Now is the time to plant or transplant woody shrubs that need more or less sun or adjusting the spacing of plants that are too crowded. Consider adding native plants. Fall planting allows the roots to settle and begin growing, before the top growth starts next spring. Divide overcrowded perennials. WEED! Buy and refrigerate bulbs. Scatter 4-12-4 fertilizer around primroses. When herbaceous begin to die back, cut the foliage to the ground.
Oct-Nov is the best bulb planting time. Plant the smaller bulbs first, so they don't dry out. Fertilize established bulbs with 10-10-10. Cut down to within 3" herbaceous perennials that lack winter interest. Divide daylilies and drain garden hoses. WEED! Start amaryllis bulbs for Christmas.
There is still time to plant fruit trees, berry bushes and bare root roses.This is your last chance to get bulbs that require a "chill period" into the ground. Continue trimming back plants that have completed their blooming. WEED! Autumn mulches slowly add nutrients to the soil as they decompose.

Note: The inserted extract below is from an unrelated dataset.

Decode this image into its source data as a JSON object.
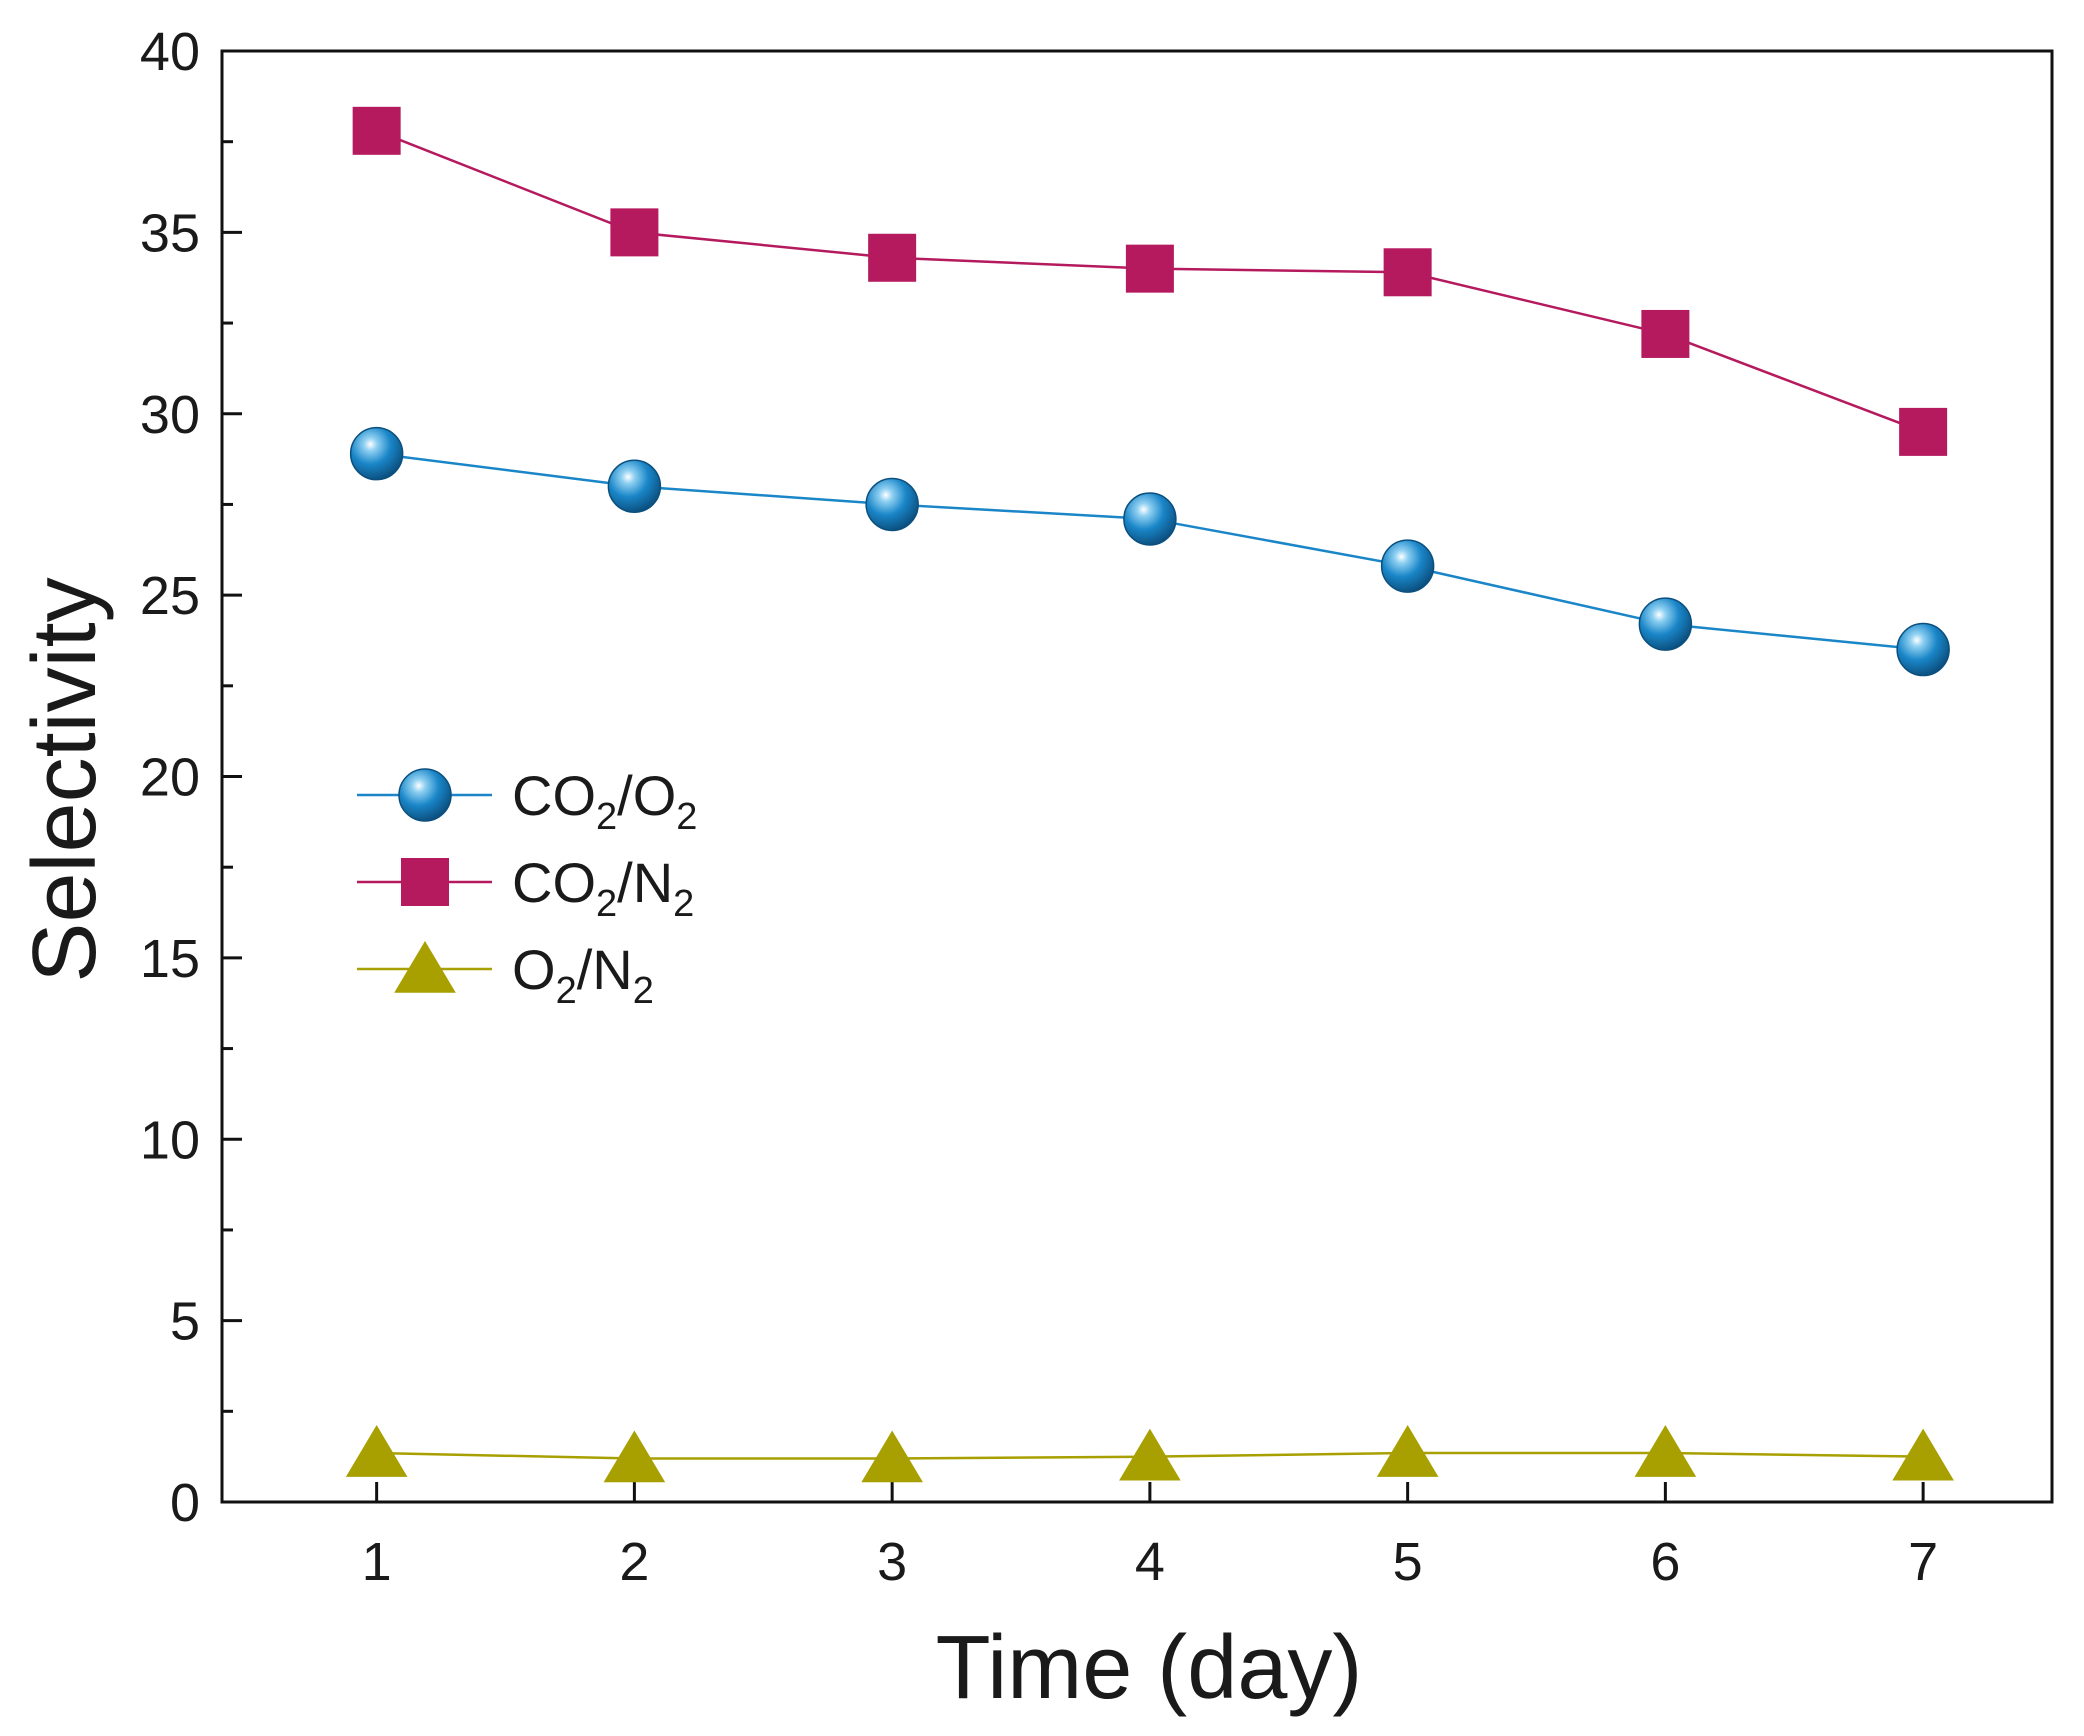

Protect tender plants with evergreen boughs, oil spray to smother spider mites. Clean, sharpen and oil, then store garden tools in a dry place.Each winter, remove 1/4 to 1/3 of the largest stems from your lilacs. Feed your cyclamen 20-20-20 liquid in mid-December. WEED AGAIN!
Each month our Club offers members a “Horticulture Show”; ribbons are awarded! I hope every member will participate and bring a flower, a shrub branch, indoor house plant, or any other specimen to share. How, you ask..... just bring your clean specimen (no critters allowed) with its common and botanical name (if all else fails, “Google it” or look it up in Carol Goldberg’s books when you get to the meeting early). Later in the meeting, Carol, our Horticulture Chairperson, will go over the “entries”. What makes a great “show” and learning experience is each of you sharing/participating with plants from your garden.